In the present study there was a significant increase of serum LDH in patients with SCA compared to the control group. These results are in agreement with the study of Elias et al. who found a significant increase of LDH compared to a control group in the same study population at steady state. Stojanovic et al. found an elevation in serum LDH levels in patients with SCA in both steady state and in crises. Taylor et al. suggest using the determination of LDH in patients with SCA at baseline as a predictive marker of increased risk of mortality due to the infrequency of vaso-occlusive events. In a prospective study, Najim and Hassan evaluated LDH as a marker of vaso-occlusion in SCA children and adolescents during episodes. LDH is an enzyme associated with hyper-hemolysis; the authors concluded that LDH is an efficient biochemical marker of the severity of pain during vaso-occlusive episodes. The SCA patients in this study with high Hb F concentrations (>10%) had lower LDH levels, which shows the important role of Hb F in the hemolysis process.

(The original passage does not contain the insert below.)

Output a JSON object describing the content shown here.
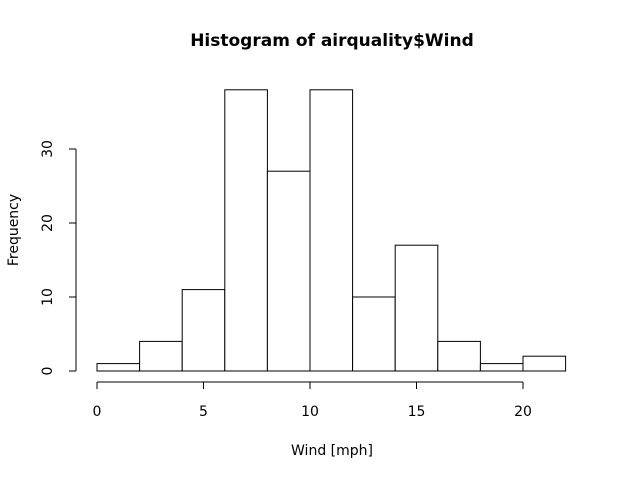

A significant increase in uric acid has been reported in SCA patients compared to control groups. Cerqueira et al. showed a positive correlation between uric acid and biomarkers of hemolysis by measuring indirect and total bilirubin levels in SCA patients. However, in the present study no relationship was observed between uric acid levels and other hemolysis markers or Hb F levels. The study of Al-Naama et al. showed that uric acid levels were higher in SCA patients than in a control group. These authors attributed the elevation of uric acid to increased bone marrow activity and renewal of nucleic acids that can occur during the hemolysis process.

The results of this study demonstrate an increase in the arginase I levels in SCA patients compared to a control group. These results corroborate a study by Vilas-Boas et al. who reported a significant difference in serum arginase in patients with SCA compared to control individuals. The data of the study demonstrate that arginase I is a marker of hemolysis which increases in SCA at steady state and can be used in practice as a modulator of hemolysis.

No correlation was confirmed between the Hb F level and the hemolysis parameters studied, although significant differences in the levels of arginase I, LDH and reticulocytes were observed between patients with low and high Hb F concentrations. This Hb is the main inhibitor of Hb S polymerization, contributing to an improvement in hemolysis and vaso-occlusive events. By inhibiting the tendency that Hb S is polymerized, Hb F prevents the cell damage caused thereby reducing clinical complications in SCA patients.

Concerning to the use of hydroxyurea, a significant difference was observed in the levels of arginase I in patients who used lower doses (<20 mg/kg/day) compared to those on higher doses of hydroxyurea (≥20 mg/kg/day) however, there were no significant differences in LDH, uric acid and reticulocytes. Although hydroxyurea can be used in SCA as it can increase the concentration of Hb F, some patients may not respond well to medication, with many factors involved, ranging from genetic polymorphisms to changes in the absorption and metabolism of the drug.

The current study did not include patients not taking hydroxyurea, as more than 70% of the patients of the institutions of this study have clinical indications and are thus treated using hydroxyurea. Further studies should be performed to consolidate the results on hemolytic biomarkers as a prognostic parameter in SCA. Our findings suggest that the Hb F concentration can interfere in hemolysis. However, other mechanisms such as genetic factors and the use of hydroxyurea may also affect these parameters.

Conflicts of interest

The authors declare no conflicts of interest.